5つ目:『絶対防御』。主側限定能力。奴隷の身に危険が迫っていると判断した場合に、奴隷の身を守る魔法。しかし簡易的である為、有効時間は5分ほど。
「こんなところか」
設定を終えた向陽は満足そうに言った。5つの制約についてイリスに説明を施した。
「じゃあ他の子にも刻印しますか。とりあえず問題無さそうだし」
向陽とドウカクは奴隷の子らが居る部屋に移動した。部屋には7人の男女、子供達が居た。どうやらこの奴隷商にはイリスも含め8人居るようだ。向陽は子供達に自己紹介をし、そして順に奴隷紋を書き換えていった。全員にし終わった後、向陽は子供達に言う。
「じゃあ皆今日からよろしくな。んで今後の奴隷商の活動なんだけど、正直経営状況はかなりキツイ状態です。このままだとこの奴隷商は潰れて皆バラバラに分かれる事になってしまいます」
ドウカクに子供達の話は聞いていた。皆仲が良いそうで本当の兄弟以上の太い関係との事だったので、ちょっとズルいと思いつつ軽く脅しを入れながら説明を続けた。
「だから今から皆にやってもらうのは……掃除です」
向陽は笑顔で言った。子供達はあっけに取られた顔をした。少なからず子供達は内心怖がっていたのだ。どんな要求をされるのかと。しかし新しい主になった人からは掃除と言われ戸惑った。
「難しい事は後々話していくから。とりあえず掃除。まずはこの建物を綺麗にしないとな。客が来たとして不快な気分になっちゃう」
向陽は製造業に就いており、その際は色々な企業も視察に来る事が多々あった。それに伴い現場では必ず「整理、整頓、清掃、清潔、しつけ」の所謂5Sを徹底されていた。ボランティア活動をしていた際も5Sは行っており、また他の参加者にもやはり仕事場では5Sを取り組んでいる企業も少なくなかった。つまり社会人として5Sは基本だと向陽は思っていた。
「この建物入った時軽く周りを見渡したけど、所々蜘蛛の巣やゴミが落ちてたしね。とりあえず綺麗になったら少しは気分が違うくなるかも」
「しかし向陽さん、そんな事してる暇あるんですか?金も、何なら食料でさえ厳しい状況なのですよ?」
ドウカクは向陽に今の奴隷商の状況を説明する。が、それに対して向陽は反論する。
「慌ててもしょうがない。
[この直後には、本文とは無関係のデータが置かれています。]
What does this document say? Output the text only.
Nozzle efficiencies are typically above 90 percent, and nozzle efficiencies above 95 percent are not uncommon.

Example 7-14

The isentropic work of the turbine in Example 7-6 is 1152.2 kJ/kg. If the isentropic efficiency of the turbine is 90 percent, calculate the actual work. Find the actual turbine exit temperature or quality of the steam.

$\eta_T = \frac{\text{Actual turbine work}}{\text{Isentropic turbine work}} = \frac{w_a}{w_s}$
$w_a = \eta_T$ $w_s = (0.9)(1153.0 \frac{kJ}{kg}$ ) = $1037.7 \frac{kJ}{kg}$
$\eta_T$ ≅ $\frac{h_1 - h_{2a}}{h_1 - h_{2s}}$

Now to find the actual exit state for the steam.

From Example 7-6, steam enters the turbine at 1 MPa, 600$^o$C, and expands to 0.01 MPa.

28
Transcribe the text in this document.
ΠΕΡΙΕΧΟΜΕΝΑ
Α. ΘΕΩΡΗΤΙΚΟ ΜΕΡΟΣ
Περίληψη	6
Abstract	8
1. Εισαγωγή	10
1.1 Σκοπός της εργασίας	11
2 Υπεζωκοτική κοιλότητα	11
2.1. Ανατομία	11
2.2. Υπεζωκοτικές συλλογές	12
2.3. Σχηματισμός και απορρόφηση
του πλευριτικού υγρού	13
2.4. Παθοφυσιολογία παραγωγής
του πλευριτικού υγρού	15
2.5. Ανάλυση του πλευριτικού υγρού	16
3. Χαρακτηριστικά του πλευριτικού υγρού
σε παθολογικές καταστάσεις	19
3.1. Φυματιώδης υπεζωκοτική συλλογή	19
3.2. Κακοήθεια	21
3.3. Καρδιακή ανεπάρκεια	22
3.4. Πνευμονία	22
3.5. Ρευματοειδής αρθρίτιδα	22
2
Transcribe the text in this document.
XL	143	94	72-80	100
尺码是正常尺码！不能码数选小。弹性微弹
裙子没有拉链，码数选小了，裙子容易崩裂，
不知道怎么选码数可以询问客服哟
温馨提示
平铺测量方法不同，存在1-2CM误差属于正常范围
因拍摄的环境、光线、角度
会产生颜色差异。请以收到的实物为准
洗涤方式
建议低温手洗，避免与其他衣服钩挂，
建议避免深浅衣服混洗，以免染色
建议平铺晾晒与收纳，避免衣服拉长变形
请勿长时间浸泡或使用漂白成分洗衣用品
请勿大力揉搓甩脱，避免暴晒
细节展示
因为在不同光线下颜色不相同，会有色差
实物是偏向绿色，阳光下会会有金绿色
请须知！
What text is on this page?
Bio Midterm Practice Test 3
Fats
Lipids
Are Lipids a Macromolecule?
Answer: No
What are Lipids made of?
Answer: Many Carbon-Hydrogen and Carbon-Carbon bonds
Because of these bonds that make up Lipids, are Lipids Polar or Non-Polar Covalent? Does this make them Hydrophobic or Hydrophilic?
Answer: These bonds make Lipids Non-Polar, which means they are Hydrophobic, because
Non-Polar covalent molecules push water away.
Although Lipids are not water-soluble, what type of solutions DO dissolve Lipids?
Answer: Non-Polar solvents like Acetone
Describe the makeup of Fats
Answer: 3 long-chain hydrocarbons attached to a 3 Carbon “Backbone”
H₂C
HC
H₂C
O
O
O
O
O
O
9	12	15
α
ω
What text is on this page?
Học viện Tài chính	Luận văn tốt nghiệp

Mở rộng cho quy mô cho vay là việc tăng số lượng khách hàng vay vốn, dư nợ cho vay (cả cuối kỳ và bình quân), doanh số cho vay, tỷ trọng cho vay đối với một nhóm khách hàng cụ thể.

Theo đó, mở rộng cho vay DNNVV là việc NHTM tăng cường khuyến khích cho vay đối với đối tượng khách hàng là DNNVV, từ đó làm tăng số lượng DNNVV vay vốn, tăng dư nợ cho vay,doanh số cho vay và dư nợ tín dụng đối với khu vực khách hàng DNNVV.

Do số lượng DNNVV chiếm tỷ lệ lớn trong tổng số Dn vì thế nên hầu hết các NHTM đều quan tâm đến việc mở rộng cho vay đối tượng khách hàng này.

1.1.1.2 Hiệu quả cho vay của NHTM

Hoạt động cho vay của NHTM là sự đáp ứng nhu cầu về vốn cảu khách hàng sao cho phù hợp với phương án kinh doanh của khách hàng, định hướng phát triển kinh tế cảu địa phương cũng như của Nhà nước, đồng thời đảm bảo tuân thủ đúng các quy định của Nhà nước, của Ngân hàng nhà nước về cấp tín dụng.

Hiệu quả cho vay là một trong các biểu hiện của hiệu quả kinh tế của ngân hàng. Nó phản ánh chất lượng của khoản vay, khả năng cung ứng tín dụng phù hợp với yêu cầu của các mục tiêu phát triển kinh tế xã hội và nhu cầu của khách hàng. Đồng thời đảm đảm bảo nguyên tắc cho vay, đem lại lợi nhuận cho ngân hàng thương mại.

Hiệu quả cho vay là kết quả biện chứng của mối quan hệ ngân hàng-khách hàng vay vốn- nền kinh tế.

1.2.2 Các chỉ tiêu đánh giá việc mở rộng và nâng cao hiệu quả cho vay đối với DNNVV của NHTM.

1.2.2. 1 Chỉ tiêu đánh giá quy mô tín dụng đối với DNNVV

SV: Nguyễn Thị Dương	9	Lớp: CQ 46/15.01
先ずは金も使わず出来る事をするのが先決だ。……金に関しては正直どうとでもなると思っていますし」
そう言って向陽はドウカクを無理やり納得させた。その後、子供達に掃除用具を持ってこさせ指示を出す。
「掃除の基本は上から下、つまり天井から始めて床を最後にやるって事だ。聞いた話だと家事全般はほぼイリスがやっていたそうだが、今度からは分担して家事を行うからな」
向陽は掃除のやり方を教え実践させた。子供達も最初は戸惑いがあったが、素直に向陽の教えを忠実に守り掃除をしていった。
「この分なら建物内は今日中に最低限終わりそうだな」
向陽は子供達の掃除の様子を見て呟いた。その時横に居たドウカクが言う。
「向陽さん、何故子供達全員に家事をやらせようとしているのですか?奴隷を貸す商法をすると仰いましたが、最終的にはどのようにお考えなのですか?」
ドウカクは説明を求めてきた。向陽はニカッっと笑いドウカクに説明した。
「家事は言わば生活の一部です。やらなければ生きてはいけない。しかし世の中には自分でしない者、人の手を借りたい者、様々な人達が居ると思います。そういう人にこの子らを派遣するのです。最初は精々庶民の家庭へのお手伝い程度で貰える金額も少しでしょう。だが感謝はされる。確実に。そしてそこからしっかり実績を積み、信頼を積み、力を積み上げれば貴族、王族、そして他国への進出。そんな未来を俺は見据えているんですよ」
「貴族?王族?他国……?規模が大きすぎて私ではちょっと想像が出来ません……」
ドウカクは絵空事だと思った。こんな潰れる寸前の奴隷商……そう奴隷商だ。綺麗な商売じゃない。そんな店にそんな未来はくるはずない。だが目の前の青年はそんな未来が見えているのかのような雰囲気だ。
「世の中潰れかけた企業が一発逆転をかけた商法で大企業に上り詰めたなんて話はザラにある。だがその為には先ず下地、基礎が必要だ。その第一歩が家事だ。家事が出来て困る事は絶対無いし、絶対必要だ。俺でもある程度なら教えられるしね。とりあえず1週間は徹底的に教えますか」
向陽はそう言うと子供達に掃除のやり方を教えに行った。その自信溢れる姿にドウカクは向陽に最後まで付いて行くことを決めた。例え奴隷商が潰れたとしても……。
しかしこの説明をしている向陽自身は自信には溢れていなかった。いや正確に言えば「何とかなるだろ」精神でいたのだ。失敗したらしたでその時考える。一応対応策も考えるが結局は物事が起きた時に考えるのが1番、だと向陽は自分なりの持論を持っている。その考えがある為先ずは行動をする。その姿がドウカクからすれば自信満々の行動に見えたのだろう。
「奴隷紋」の説明
この世界では魔法が有り、誰でも魔力を持っています。練習すれば向陽も魔法が撃てるかもしれません。奴隷紋を付ける際、奴隷は主人に対して様々な制限を掛けられます。その制限は主側の魔力に左右され、制限数は平均は2~3個となっています。つまり向陽の5つはかなり規格外の魔力を持っている事になるのです。